Johnny mischte sich ebenfalls ein. »Ey, ich komme auch mit. Ich habe keine Angst.«

NEIN.

»Du wohnst doch gar nicht bei uns draußen«, sagte Amanda. »Wie kommst du dann nach Hause?«

»Mein Onkel kann mich abholen. Er arbeitet in der Frühschicht und hat um fünf frei.« Johnny zuckte mit den Schultern. »Außerdem vermisst mich sowieso niemand. Die halbe Zeit wissen die überhaupt nicht, wo ich stecke. Und es ist Freitag. Bis Sonntagmorgen brauche ich nirgendwo aufzulaufen.«

DU HAST DOCH GESAGT, ICH SOLL MIR FREUNDE SUCHEN. SO FINDE ICH WELCHE.
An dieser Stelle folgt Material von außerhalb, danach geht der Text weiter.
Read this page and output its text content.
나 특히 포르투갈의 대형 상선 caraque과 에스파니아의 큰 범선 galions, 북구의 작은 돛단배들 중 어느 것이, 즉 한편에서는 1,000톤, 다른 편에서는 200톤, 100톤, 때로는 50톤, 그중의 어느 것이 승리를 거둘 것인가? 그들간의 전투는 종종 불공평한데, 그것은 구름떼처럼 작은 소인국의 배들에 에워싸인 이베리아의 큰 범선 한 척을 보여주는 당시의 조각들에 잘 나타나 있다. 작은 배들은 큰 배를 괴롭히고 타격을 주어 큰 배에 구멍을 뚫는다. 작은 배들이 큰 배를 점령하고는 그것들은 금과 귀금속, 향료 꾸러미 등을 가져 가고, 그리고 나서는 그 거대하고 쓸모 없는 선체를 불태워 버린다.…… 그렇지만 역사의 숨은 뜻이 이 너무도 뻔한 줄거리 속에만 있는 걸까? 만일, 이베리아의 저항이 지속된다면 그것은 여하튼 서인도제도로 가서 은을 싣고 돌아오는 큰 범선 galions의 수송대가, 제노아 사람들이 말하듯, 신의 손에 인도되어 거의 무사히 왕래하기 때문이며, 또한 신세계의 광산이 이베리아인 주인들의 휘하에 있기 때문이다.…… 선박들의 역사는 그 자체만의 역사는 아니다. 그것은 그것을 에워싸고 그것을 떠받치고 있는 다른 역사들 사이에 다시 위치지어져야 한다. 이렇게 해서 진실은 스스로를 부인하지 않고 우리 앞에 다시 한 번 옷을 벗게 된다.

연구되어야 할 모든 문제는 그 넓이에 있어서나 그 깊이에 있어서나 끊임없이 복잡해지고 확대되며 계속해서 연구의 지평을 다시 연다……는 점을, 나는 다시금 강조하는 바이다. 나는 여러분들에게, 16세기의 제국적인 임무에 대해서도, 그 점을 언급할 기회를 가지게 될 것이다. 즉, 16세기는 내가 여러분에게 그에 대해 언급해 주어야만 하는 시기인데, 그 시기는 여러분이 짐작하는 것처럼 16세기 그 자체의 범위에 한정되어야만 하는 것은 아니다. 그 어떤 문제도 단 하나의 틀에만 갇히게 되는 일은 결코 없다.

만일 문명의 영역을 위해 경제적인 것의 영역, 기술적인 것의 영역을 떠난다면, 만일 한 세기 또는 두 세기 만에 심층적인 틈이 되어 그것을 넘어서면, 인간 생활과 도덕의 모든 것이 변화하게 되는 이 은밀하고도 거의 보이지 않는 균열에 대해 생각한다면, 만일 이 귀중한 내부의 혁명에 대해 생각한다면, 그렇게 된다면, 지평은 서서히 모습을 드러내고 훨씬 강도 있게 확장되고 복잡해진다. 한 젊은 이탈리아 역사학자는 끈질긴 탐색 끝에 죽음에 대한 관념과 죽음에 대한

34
Vom älteren Parkin kam keine Antwort. Die Aufsicht im Speisesaal, die Klassenlehrerin einer siebten Klasse, Mrs. Janice, begann, die Kinder hinauszuscheuchen, und Wayne stellte sich in eine Reihe mit anderen Kindern. Er stritt sich gerade mit Pete darüber, was elastischer war, Batmans Skyhook oder das Netz von Spider-Man, als das Handy wieder vibrierte.

ALSO GUT. ABER DU GEHST DIREKT NACH HAUSE. VERSCHLIESS DIE TÜREN. MUSS HEUT LÄNGER ARBEITEN. BIN BALD ZU HAUSE.

»Sieht aus, als würden wir zu Fuß nach Hause gehen«, sagte Pete, der ihm über die Schulter spähte.